ハロー、愛しのインスタントヒーロー
何かを選ぶと同時に、何かを捨てること。絢斗が何年も悩んで苦しんで導き出した答え。
全部を大切になんてできない。それは絢斗だけではなくて、私自身にも言えることだった。
たとえ「大好きだった母」を心の中で殺すことになったとしても。
「お父さんに会ってきた。もう出すお金はないって。私も、そこまでして大学に行きたくないし行くつもりもない」
「……会ってきたって、」
「嘘つくのも誤魔化すのもなしで答えて」
吸い込んだ空気が震える。
「浮気してたって、本当?」
母の目線が床に落ちた。その口からため息が漏れて、私をあっさり突き放す。
「だったら何?」
心底煩わしそうな声色に、交わりさえしない視線に、希望の糸は切れてしまったのだと実感する。
心の中でナイフを握った。心臓を二つ刺した。
一つは「いつか私を大切に愛してくれるかもしれない母」で、もう一つは「理想の母を待ち続けている自分」だ。

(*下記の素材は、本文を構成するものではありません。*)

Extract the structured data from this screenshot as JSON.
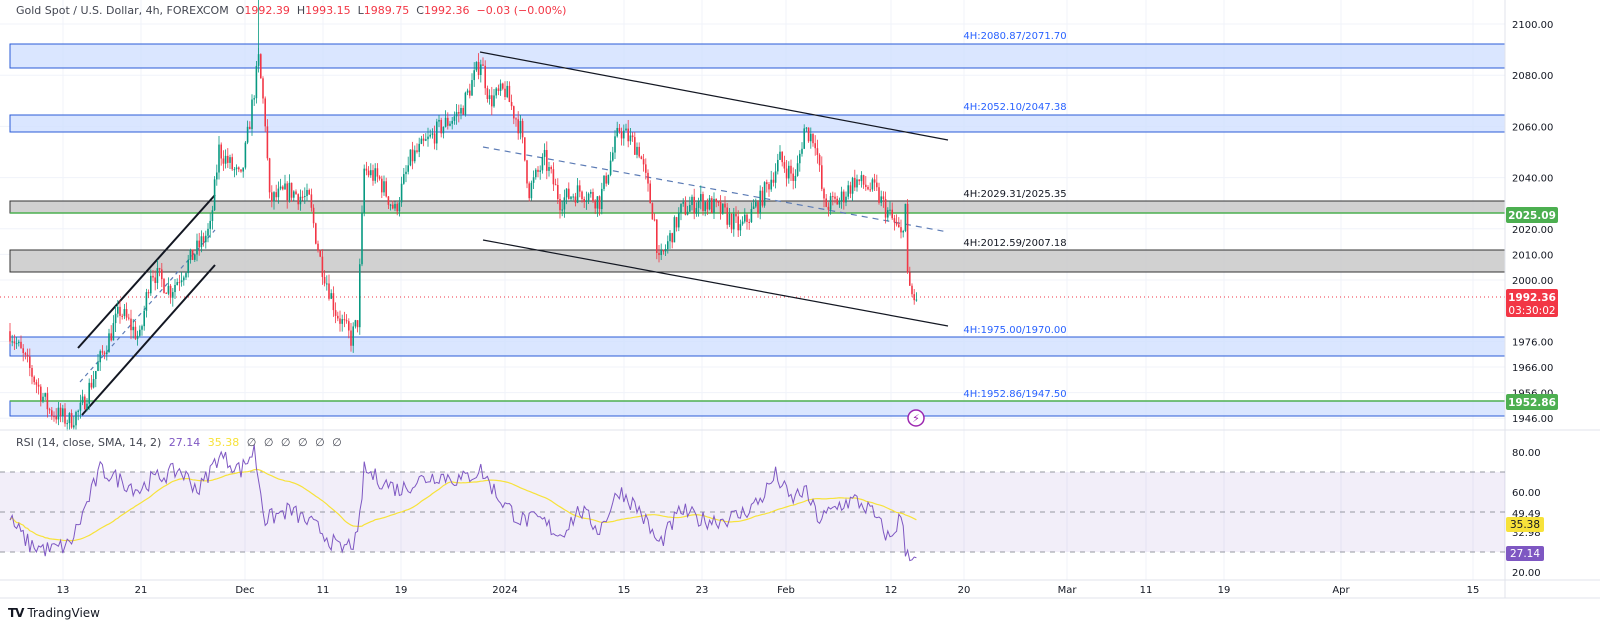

期待をするから辛くなる。幸せを他人に委ねるから苦しくなる。
私は私のために、幸せになるために生きなきゃいけない。
「私、卒業したら出てくから。いくらでも男連れ込めばいいし、浮気もすれば?」
だけど、と勢い込んで続ける。母の伏せられた目は上がらない。
「私はあんたと違って浮気なんてしないから。絶対幸せになってやる。結婚して子供産んだとしても、その子にこんな思いさせない!」
言うだけ言ってベッドから降りた。制服に着替えて鞄を引っ掴み、外へ出る。
学校へ向かう道すがら、涙が出そうになるのを必死に堪えた。